Abstract:
Telecommunication industry has grown rapidly during the last decade. The number of cellular subscribers is approaching about 96% of total population of the world. In such a fierce competition, telecom service providers are facing saturated markets with little room for penetration. Therefore, telecom companies are focusing more on customer retention, which is considered cost effective as compared to adding new customers. Moreover, customer retention is more economical as it does not involve any additional marketing expense. Long term customers are also considered as easier to serve, contribute more toward stable profitability, and introduce new referrals as well. On the other hand, new customers are hard to be attracted in competitive markets and take little longer for establishing loyalties with the new service providers. Therefore, telecom industry requires a reliable churn prediction system, which accurately identifies the customers who are about to switch over to another service provider.

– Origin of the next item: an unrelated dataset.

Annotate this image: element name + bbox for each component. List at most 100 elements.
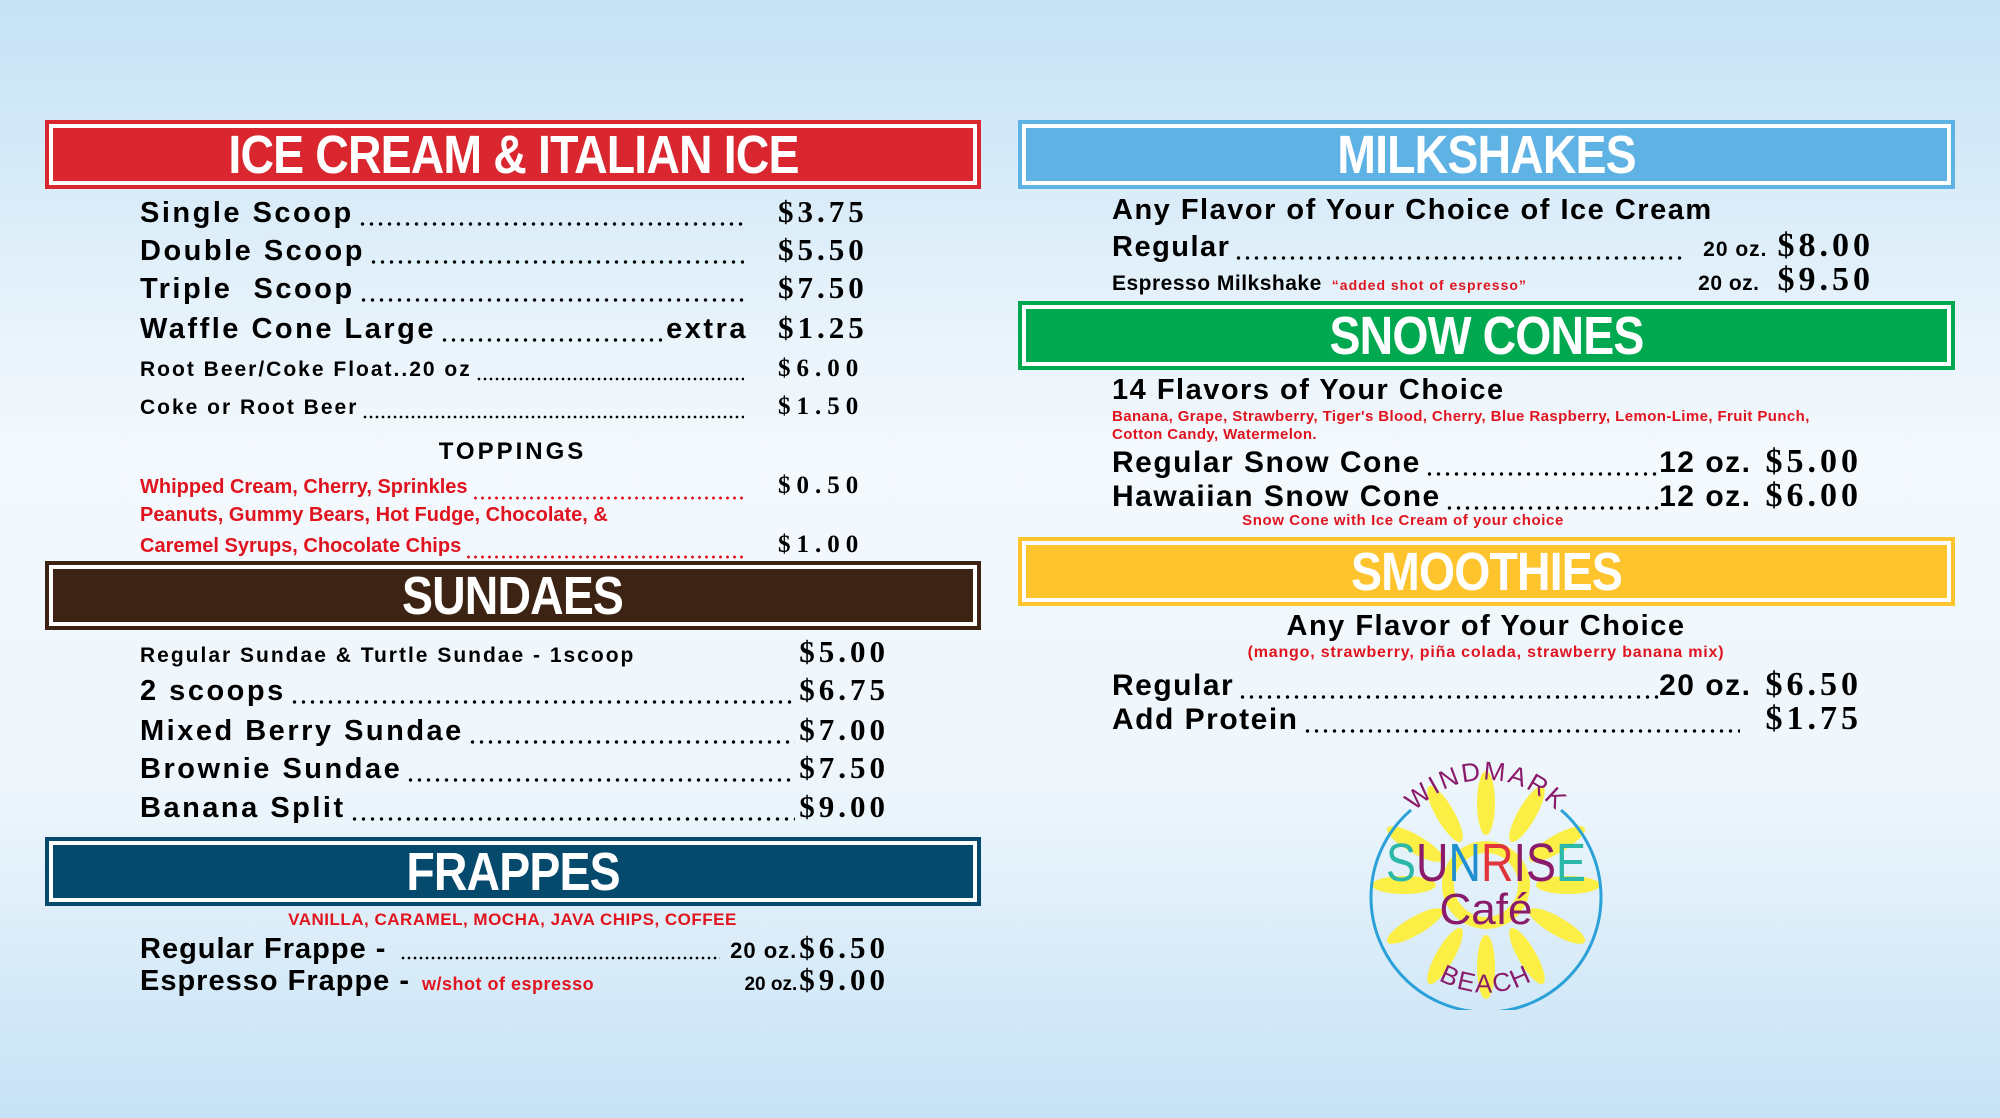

The role of customer churn prediction system has become pivotal in retaining customers expected to churn by luring them with the improved service packages. This preceding knowledge of customers‟ churning would enable service providers to avoid sizeable revenue losses. Consequently for churn prediction, researchers have investigated many interesting data mining techniques that can meet the specific demands of telecom industry. However, the telecom churn prediction is still a challenging tak because of the the big size, imbalanced class distribution, and high dimensionality of telecom datasets.
The main focus of this thesis is to identify discriminative feature extraction techniques and effective sampling methods to cater for the enormous nature of telecom datasets. Additionally, investigations are made to develop a churn prediction system with better classification and interpreting capabilities. This thesis makes the following contributions in the area of telecom churn prediction: 1) Analysis of minimum redundancy and maximum relevance (mRMR) method for extracting relevant and meaningful features, 2) Exploiting Genetic Algorithm based wrapper method to remove any redundant features from selected features, 3) Analysis of PSO
xvi
based intelligent sampling technique and its comparison to conventional undersampling techniques, 4) Constructing efficient churn prediction systems using computational intelligence based ensemble classification approaches (CP-MRF, Chr-mRF FEW-ChrP), 5) Employing novel GP-AdaBoost based ensemble classifier to develop an efficient churn prediction system with the additional capability of identifying factors responsible for churning, 6) Attaining highest churn prediction performance of 0.862 AUC and 0.910 AUC on Orange and Cell2Cell telecom datasets, respectively. 7) Extracting 47 useful features from 260 original features of Orange dataset and 35 features from 76 original features of Cell2Cell dataset.
In short, under this research work extensive simulations are performed to examine the prediction performance of the proposed churn prediction systems distinguishing churners from non-churners.